Is there a way to find these quotient groups without having to multiply L but every element of S4?

2. May 4, 2012

### DonAntonio

We can try the following approach: in the quotient group $\,\,S_4/L\,\,$ , with $L:=\{(1),\, (12)(34),\, (13)(24),\, (14)(23)\}\,\,$ , we have

that $\,\,(12)L\neq (123)L\,\,$ , since $\,\,(12)(123)^{-1}=(12)(132)=(13)\notin L$ .

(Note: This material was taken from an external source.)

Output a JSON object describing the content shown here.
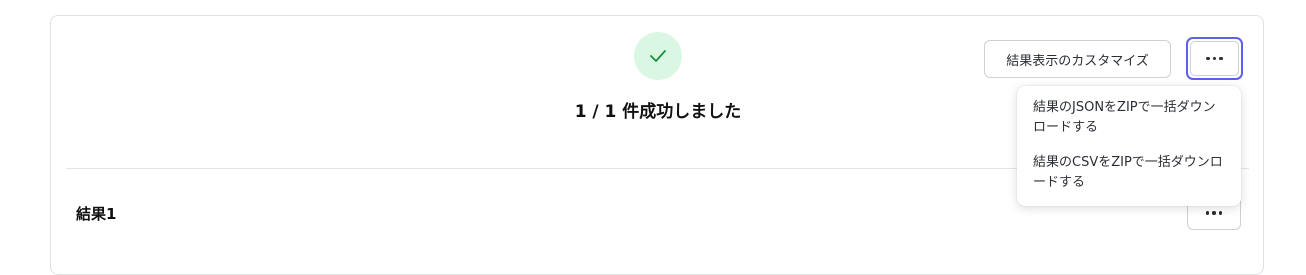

Thus, by Lagrange's theorem the group $\,\,S_4/L\,\,$ has order 6 and by the above it isn't abelian, thus it is isomorphic with...

DonAntonio

3. May 4, 2012

### Jesssa

Sorry I don't follow,

Doesn't having (12)L ≠ (123)L just mean there two elements of S4/L and the rest shows (13)L≠L, but (13)L could equal (some other permuation in S4)L,

Is there no way to find all the elements of S4/L without doing gL for all gεS4 and finding which ones are equal, that would give 24 cosets and 18 of the cosets would have to be duplicates of the remaining 6 to give an order 6 group right?

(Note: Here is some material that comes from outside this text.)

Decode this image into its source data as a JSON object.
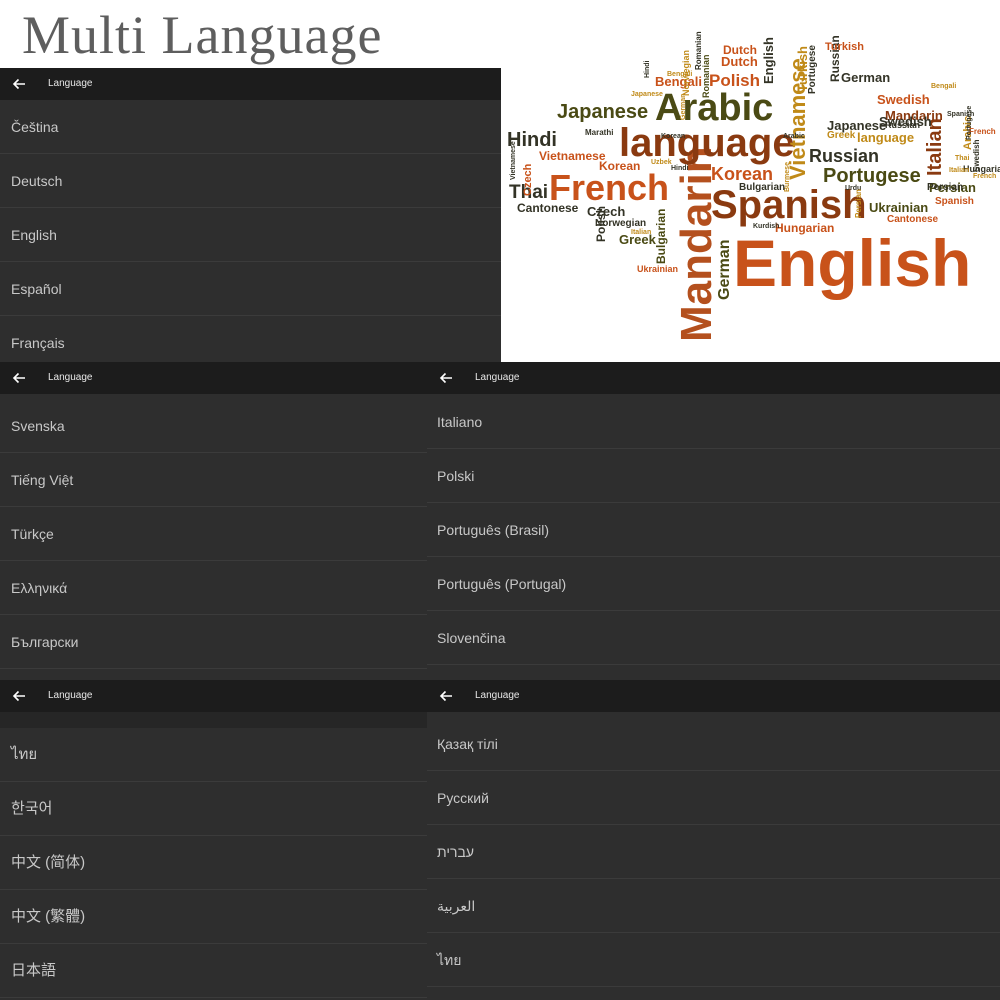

I could give a guess, is it isomorphic to D6?

I was just kind of hoping there was a fast way to find quotient groups, without, in this case, having to multiply L by 24 permutations and find which of these cosets are equal

edit

oh i think i worked it out,

then you get {(12),(34),( 1 4 2 3 ),( 1 3 2 4 )}

(12)(13)(24) = (1423), so (13)(24)=(12)(1423) then (13)(24)(1423)=(12)

so (13)(24)(1324) = (12)

and its a normal subgroup so left and right cosets are equal so (12)L = (1324)L

similar argument you can get (12)L=(1423)L=(34)L

so you find 4 cosets in one, so you'll only have to do 6 calculations to find the quotient group

Last edited: May 4, 2012
4. May 5, 2012

### DonAntonio

Ok, perhaps I wasn't clear enough. What I thought is that you'd check the elements $\,\,(12)(123)L\,\,,\,\,(123)(12)L\,\,$ and reached the

(correct, even) conclusion that they're different, thus making the quotient a non-abelian group without checking all the different 24 products, or even close.

And yes, the quotient is isomorphic with $\,\,D_6\cong S_3\,\,$ , though (the most common notation is the second one), and the

more usual name for the dihedral group of order 2n is $\,\,D_n\,\,,\,\,not\,\,D_{2n}$

DonAntonio